Rescued POWs broadcast to Australia

Places
Accession Number ART26826
Collection type Art
Measurement sheet: 33.6 x 38.6 cm; image: 29.8 x 36.6 cm
Object type Work on paper
Physical description pen and black ink on paper
Maker Rafty, Tony
Place made Netherlands East Indies: Halmahera Island, Morotai Island
Date made 1945
Conflict Second World War, 1939-1945
Copyright

Item copyright: AWM Licensed copyright

Description

Surrounded by released POWs, ABC war correspondent Talbot Duckmanton holds the microphone while NX56669 Sgt Blain, 2/12th Field Coy, RAE, with Sgt Frank Martin and S/Sgt Joe James, sends a message to Australia from Morotai. This was the first time that POWs had broadcast after being rescued. The first convoy of POWs left Singapore and others from Ambon arrived at Morotai and were immediately placed in the 2/9th AGH and 2/5th AGH for medical attention. Two Red Cross representatives (left-right) Miss G Kilgour and Miss B Fleming. Tony Rafty (1915- ) enlisted with the Commonwealth Military Forces in December 1941, and was transferred to the Australian Infantry Forces six months later. In early 1943 he was invalided from the Northern Territory and his drawings, done while a hospital patient in Darwin, were seen by the Director General of Medical Services.
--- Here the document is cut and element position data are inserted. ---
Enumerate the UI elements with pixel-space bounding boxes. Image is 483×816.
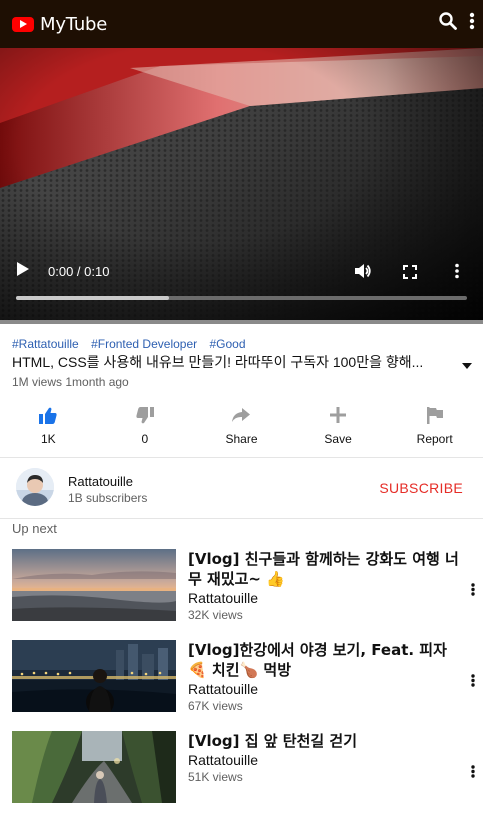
video-thumbnail[interactable] <box>12 731 176 803</box>
time-display: 0:00 / 0:10 <box>48 264 110 279</box>
up-next-title: [Vlog] 집 앞 탄천길 걷기 <box>188 732 357 750</box>
save-button[interactable]: Save <box>298 404 378 456</box>
caret-down-icon[interactable] <box>462 354 472 373</box>
search-icon[interactable] <box>439 12 457 34</box>
channel-row: Rattatouille 1B subscribers SUBSCRIBE <box>0 458 483 518</box>
channel-avatar[interactable] <box>16 468 54 506</box>
player-bottom-border <box>0 320 483 324</box>
hashtag-link[interactable]: #Good <box>209 337 245 351</box>
save-label: Save <box>324 432 352 446</box>
seek-bar[interactable] <box>16 296 467 300</box>
more-vert-icon[interactable] <box>471 763 475 782</box>
share-label: Share <box>225 432 258 446</box>
play-logo-icon <box>12 16 34 32</box>
channel-name[interactable]: Rattatouille <box>68 474 133 489</box>
video-title: HTML, CSS를 사용해 내유브 만들기! 라따뚜이 구독자 100만을 향… <box>12 354 424 370</box>
like-count: 1K <box>40 432 56 446</box>
up-next-item[interactable]: [Vlog]한강에서 야경 보기, Feat. 피자🍕 치킨🍗 먹방 Ratta… <box>12 640 477 713</box>
video-meta: 1M views 1month ago <box>12 375 129 389</box>
video-actions: 1K 0 Share Save Report <box>0 404 483 456</box>
video-player[interactable]: 0:00 / 0:10 <box>0 48 483 320</box>
volume-icon[interactable] <box>354 262 372 284</box>
more-vert-icon[interactable] <box>469 12 475 34</box>
fullscreen-icon[interactable] <box>403 264 417 283</box>
up-next-title: [Vlog]한강에서 야경 보기, Feat. 피자🍕 치킨🍗 먹방 <box>188 641 447 679</box>
more-vert-icon[interactable] <box>471 672 475 691</box>
up-next-item[interactable]: [Vlog] 집 앞 탄천길 걷기 Rattatouille 51K views <box>12 731 477 803</box>
hashtag-link[interactable]: #Rattatouille <box>12 337 79 351</box>
divider <box>0 518 483 519</box>
subscriber-count: 1B subscribers <box>68 491 148 505</box>
report-label: Report <box>416 432 453 446</box>
top-app-bar: MyTube <box>0 0 483 48</box>
thumbs-down-icon <box>136 404 154 426</box>
play-icon[interactable] <box>16 261 30 281</box>
mytube-logo[interactable]: MyTube <box>12 14 107 35</box>
share-button[interactable]: Share <box>201 404 281 456</box>
like-button[interactable]: 1K <box>8 404 88 456</box>
up-next-channel: Rattatouille <box>188 681 259 697</box>
hashtag-link[interactable]: #Fronted Developer <box>91 337 197 351</box>
dislike-button[interactable]: 0 <box>105 404 185 456</box>
share-icon <box>232 404 251 426</box>
player-more-icon[interactable] <box>454 263 460 283</box>
flag-icon <box>426 404 443 426</box>
up-next-title: [Vlog] 친구들과 함께하는 강화도 여행 너무 재밌고~ 👍 <box>188 550 459 588</box>
video-thumbnail[interactable] <box>12 549 176 621</box>
up-next-views: 67K views <box>188 699 243 713</box>
seek-bar-played <box>16 296 170 300</box>
up-next-channel: Rattatouille <box>188 752 259 768</box>
app-title: MyTube <box>40 13 108 35</box>
video-thumbnail[interactable] <box>12 640 176 712</box>
up-next-item[interactable]: [Vlog] 친구들과 함께하는 강화도 여행 너무 재밌고~ 👍 Rattat… <box>12 549 477 622</box>
report-button[interactable]: Report <box>395 404 475 456</box>
hashtag-list: #Rattatouille #Fronted Developer #Good <box>12 337 255 351</box>
more-vert-icon[interactable] <box>471 581 475 600</box>
plus-icon <box>330 404 347 426</box>
up-next-views: 32K views <box>188 608 243 622</box>
up-next-heading: Up next <box>12 521 57 536</box>
up-next-channel: Rattatouille <box>188 590 259 606</box>
video-title-row[interactable]: HTML, CSS를 사용해 내유브 만들기! 라따뚜이 구독자 100만을 향… <box>12 352 472 374</box>
up-next-views: 51K views <box>188 770 243 784</box>
dislike-count: 0 <box>141 432 149 446</box>
thumbs-up-icon <box>39 404 57 426</box>
subscribe-button[interactable]: SUBSCRIBE <box>379 480 463 496</box>
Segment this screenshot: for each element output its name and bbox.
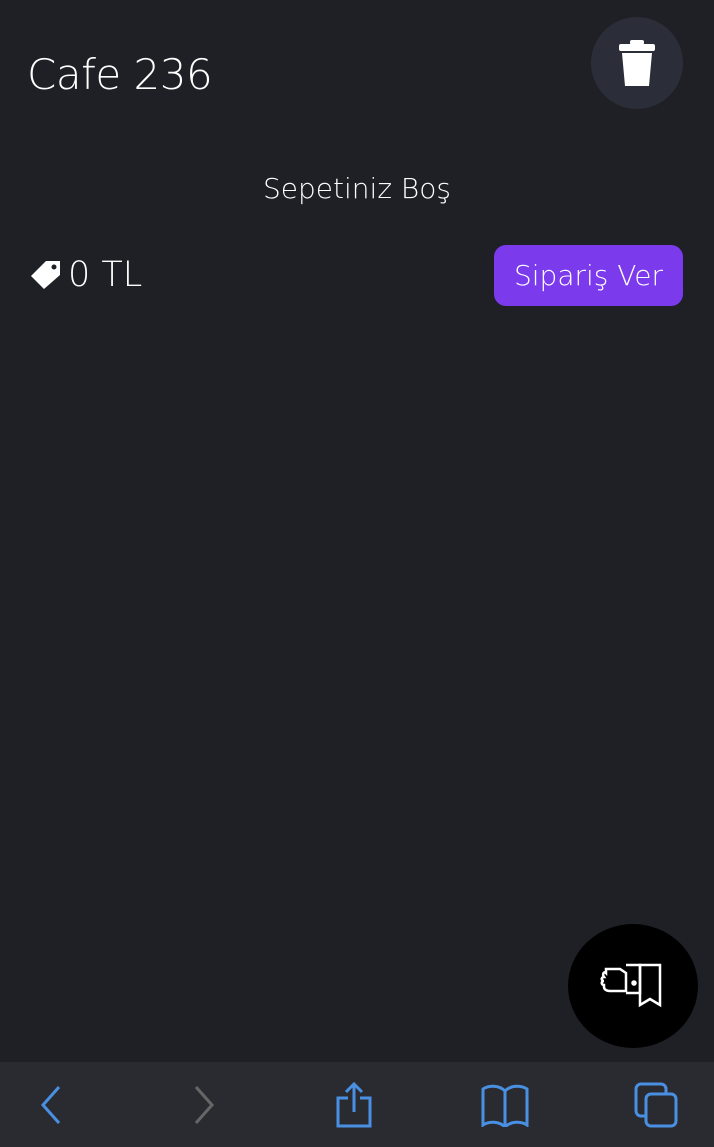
empty-cart-message: Sepetiniz Boş	[263, 172, 451, 205]
back-button[interactable]	[26, 1080, 76, 1130]
forward-button[interactable]	[179, 1080, 229, 1130]
share-button[interactable]	[329, 1080, 379, 1130]
tabs-button[interactable]	[632, 1080, 682, 1130]
forward-icon	[194, 1086, 215, 1124]
share-icon	[336, 1082, 372, 1128]
total-amount: 0 TL	[68, 255, 143, 295]
browser-toolbar	[0, 1062, 714, 1147]
call-waiter-button[interactable]	[568, 924, 698, 1048]
bookmarks-button[interactable]	[480, 1080, 530, 1130]
trash-icon	[619, 40, 655, 86]
back-icon	[40, 1086, 61, 1124]
clear-cart-button[interactable]	[591, 17, 683, 109]
bookmarks-icon	[481, 1084, 529, 1127]
tag-icon	[31, 261, 60, 289]
place-order-button[interactable]: Sipariş Ver	[494, 245, 683, 306]
cart-total: 0 TL	[28, 255, 142, 295]
call-waiter-icon	[600, 963, 662, 1008]
page-title: Cafe 236	[27, 50, 213, 99]
tabs-icon	[634, 1082, 678, 1128]
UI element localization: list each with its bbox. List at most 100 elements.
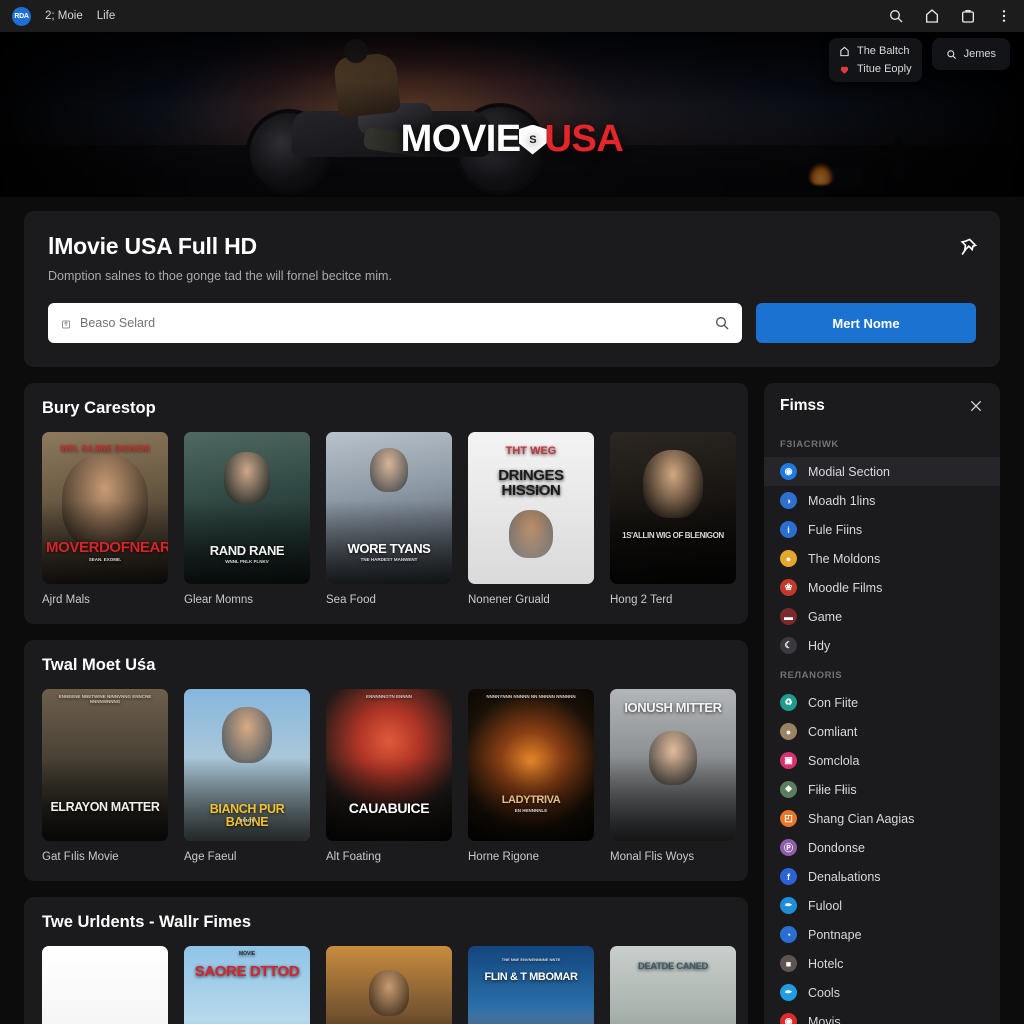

Rafty was brought to the attention of Lieutenant Colonel Treloar, and a few months later he was transferred to the Military History Section in Melbourne. After joining the Section, Rafty was employed mainly in connection with the production of the Services Annuals the original drawings he produced for these illustrations are held in the Australian War Memorial's collection. Rafty returned to part-time employment with The Sun and was sent to Singapore and Borneo as a war artist correspondent, covering the post-war surrender period. In September 1945 he witnessed the surrender of the Japanese in Singapore and recorded the release of Australian POWs from Japanese prison camps, such as Kuching in Borneo.